Previous studies have documented the harmful effects of extensive paraspinal muscular dissection and retraction lumbar surgery [8,22]. Indeed, retractor blades have been shown to increase intramuscular pressure that can ultimately lead to postoperative LBP and ischemia [8,23]. We took inflammatory markers and white blood cells (WBC) as the observation indices. The CRP level rose gradually over the first and fourth day after surgery and was lower in the Endo-TLIF group compared with the MIS-TLIF group after surgery. The ESR level also rose after surgery, and the level in Endo-TLIF group was significantly lower than that in MIS-TLIF group on day 4 (Table 3). Thus, all of these results indicate that Endo-TLIF technology has a more positive influence in improving postoperative LBP and analgesic ratio compared with MIS-TLIF. However, the operative time and radiation exposure time in the Endo-TLIF group was significantly longer than that in the MIS-TLIF group and suggests the limitation of Endo-TLIF lies in the long learning curve required to ensure each step of the procedure is safe and effective. Several steps of endoscopic TLIF require fluoroscopic guidance and it goes without question that methods for reducing radiation exposure in the setting of Endo-TLIF will have significant long-term health benefits.

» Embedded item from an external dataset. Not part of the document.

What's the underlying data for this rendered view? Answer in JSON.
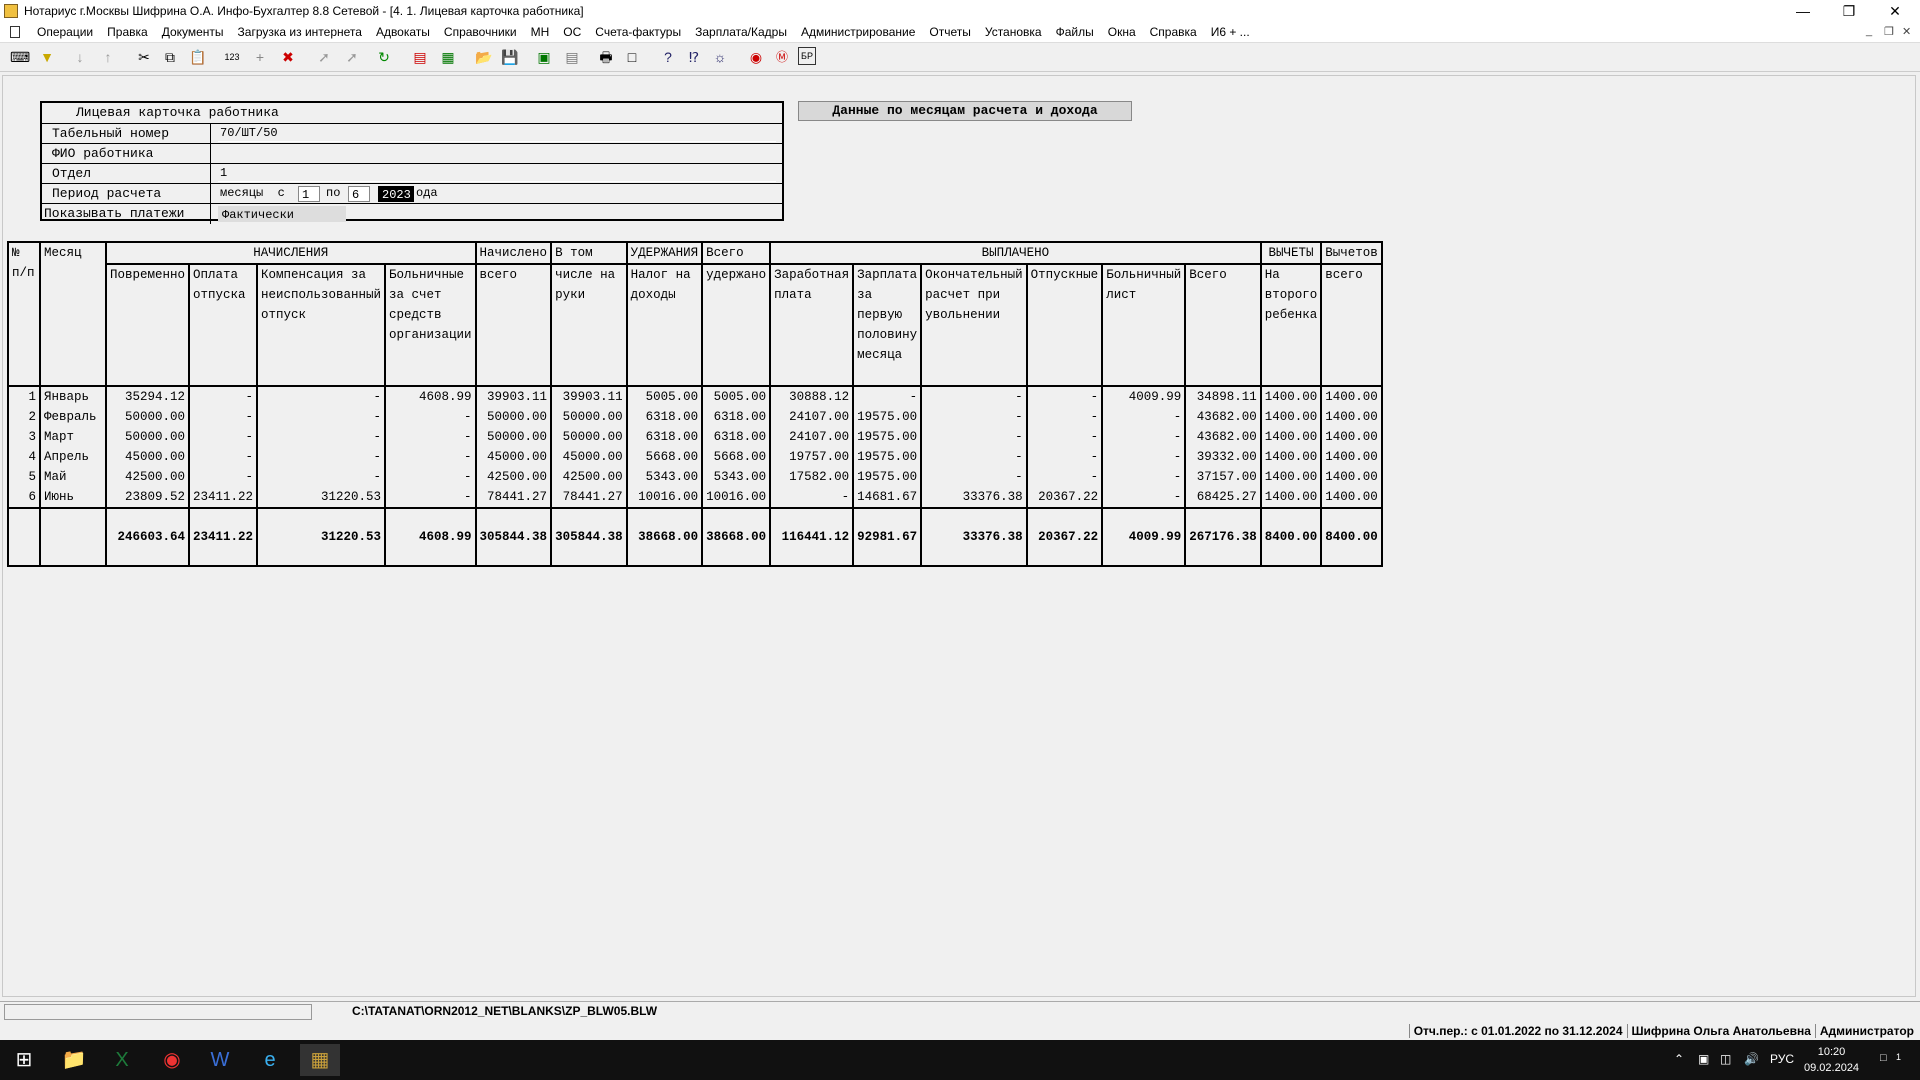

As expected, Endo-TLIF with rhBMP-2 reached a similar fusion rate to that in MIS-TLIF (90% vs 95.8%). This indicates that Endo-TLIF could have a good fusion rate with the application of rhBMP2. Before the experiment, we were concerned about the possibility of low fusion rate due to more allografts and very little amount of autografts were implanted in the Endo-TLIF group and the osteogenic capacity of allograft may weaker than autologous bone in the MIS-TLIF group [24]. Studies have shown high fusion rates were appeared in MIS-TLIF, such as 88.9% at postoperative 1 year and 96.0% at postoperative 3 years [8,25]. Dong Hwa Heo[26] presented the fusion rate of the Endo-TLIF group was 73.9% at postoperative 1 year. Thus, in our study, the fusion rate in the Endo-TLIF group without rhBMP-2 application was lower than that in the MIS-TLIF group (75% vs 95.8%, p < 0.05), indicating that rhBMP-2 may be necessary in Endo-TLIF. Although similar fusion rates occurred in both Endo-TLIF/rhBMP2 group (90%) and Endo-TLIF/rhBMP-2 group (75%) (p = 0.165). Moreover, the additional cost of rhBMP-2 has to be taken into account. Limitations of this study include a small sample size and limited follow-up period. Randomized controlled trials with long-term follow-up and a larger number of patients are needed to obtain more accurate clinical results.